An example of the cheap products found in the Congo. This door handle bent because it wasn’t strong enough to open the door! We spend a lot of time replacing locks and doors and plumbing parts.
The gate at the Golf apartment. All gates, doors, etc. have hinges welded in place. The door frames in homes (in and out) are all metal. Rather than screw the hinges in place (as in the US), all hinges are welded in place. When hinges break, you can’t just do a quick replacement–you have to get an arc-welder and re-weld a hinge in place. What a pain.
Never get tired of this. Often the taxis get so full, there is no more room for the ‘barker’ (the guy that assists the driver in getting customers, takes the money, etc.), so he simply rides on the back!
One of our biggest problems is finding mattresses. Most mattresses here are just foam pads–cheap foam pads. After just a few months the foam compresses into nothing and the elders are sleeping on wood slats. We try to find real mattresses, but have little luck. Our only other option is to try to get a thicker foam and/or better quality foam pads. With 170 missionaries, we are working to replace the worst ones. It’s been about 6 years since most of the pads were purchased (and most were just 4″ foam pads), and if you put them on the floor and put any kind of pressure in the middle (like a book) you can see it hit the floor underneath! We are trying to get mattresses (real ones) or 8″-10″ foam pads for them to use…when we can find them.

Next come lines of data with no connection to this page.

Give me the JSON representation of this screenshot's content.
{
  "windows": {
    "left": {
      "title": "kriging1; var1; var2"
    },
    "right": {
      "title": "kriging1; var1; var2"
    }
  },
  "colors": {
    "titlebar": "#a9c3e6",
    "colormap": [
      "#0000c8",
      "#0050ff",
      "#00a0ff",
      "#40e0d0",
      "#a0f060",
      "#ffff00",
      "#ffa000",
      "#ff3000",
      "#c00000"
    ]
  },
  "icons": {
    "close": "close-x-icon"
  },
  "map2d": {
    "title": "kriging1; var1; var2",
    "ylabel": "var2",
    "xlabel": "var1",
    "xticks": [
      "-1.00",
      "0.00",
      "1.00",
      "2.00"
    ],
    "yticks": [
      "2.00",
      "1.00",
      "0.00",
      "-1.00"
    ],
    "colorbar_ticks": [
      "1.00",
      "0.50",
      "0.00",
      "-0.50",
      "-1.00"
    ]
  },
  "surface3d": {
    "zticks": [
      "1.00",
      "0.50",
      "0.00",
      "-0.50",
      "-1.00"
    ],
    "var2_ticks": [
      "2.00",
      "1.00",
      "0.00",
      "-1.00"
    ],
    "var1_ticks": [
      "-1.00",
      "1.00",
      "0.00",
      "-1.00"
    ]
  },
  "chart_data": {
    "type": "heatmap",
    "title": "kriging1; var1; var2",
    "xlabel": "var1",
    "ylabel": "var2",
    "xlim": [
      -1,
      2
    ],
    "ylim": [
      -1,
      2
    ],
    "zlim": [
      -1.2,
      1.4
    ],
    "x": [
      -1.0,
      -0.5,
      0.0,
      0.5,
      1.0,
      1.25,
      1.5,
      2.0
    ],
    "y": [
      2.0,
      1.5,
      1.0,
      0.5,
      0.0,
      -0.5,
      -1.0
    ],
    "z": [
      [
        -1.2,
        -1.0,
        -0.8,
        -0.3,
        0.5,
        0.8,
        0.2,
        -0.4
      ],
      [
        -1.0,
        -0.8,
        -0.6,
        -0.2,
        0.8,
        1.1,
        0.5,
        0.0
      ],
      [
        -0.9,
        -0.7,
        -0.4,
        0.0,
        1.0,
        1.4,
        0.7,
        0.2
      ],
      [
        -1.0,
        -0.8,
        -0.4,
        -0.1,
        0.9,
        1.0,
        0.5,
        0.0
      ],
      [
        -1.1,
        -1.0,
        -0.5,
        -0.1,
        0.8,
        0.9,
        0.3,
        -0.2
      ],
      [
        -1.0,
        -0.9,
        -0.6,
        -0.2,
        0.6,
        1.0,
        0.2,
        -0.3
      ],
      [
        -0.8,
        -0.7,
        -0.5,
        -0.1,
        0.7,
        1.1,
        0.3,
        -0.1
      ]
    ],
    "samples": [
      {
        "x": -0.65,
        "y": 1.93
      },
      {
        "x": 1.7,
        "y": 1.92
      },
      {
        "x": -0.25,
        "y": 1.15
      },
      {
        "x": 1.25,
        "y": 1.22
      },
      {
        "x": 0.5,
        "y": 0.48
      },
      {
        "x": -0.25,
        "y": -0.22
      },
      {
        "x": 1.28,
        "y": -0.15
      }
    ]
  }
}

Another sight I never get tired of: just how much stuff can you fit on a truck? And when it is maxed-out, you can still get someone to pay to ride on top!
Justin (on the left) had a birthday this week. Emanuel (right) is cutting the cake after singing happy birthday. They celebrate birthdays here in the Congo very similar to what we do in the states. The ‘special’ dinner they fix is usually chicken.
The Kakonda Church annex we are going to fix-up to have missionaries live there. We have found a lot of the homes in the Congo have annexes built in back (servants quarters?), and have been fixing them up to use them for various reasons. We already pay rent on the house/property, so there is no rent for its use–just the cost of fixing it up.
The Mission Home has been recently painted and spruced-up. It is very nice.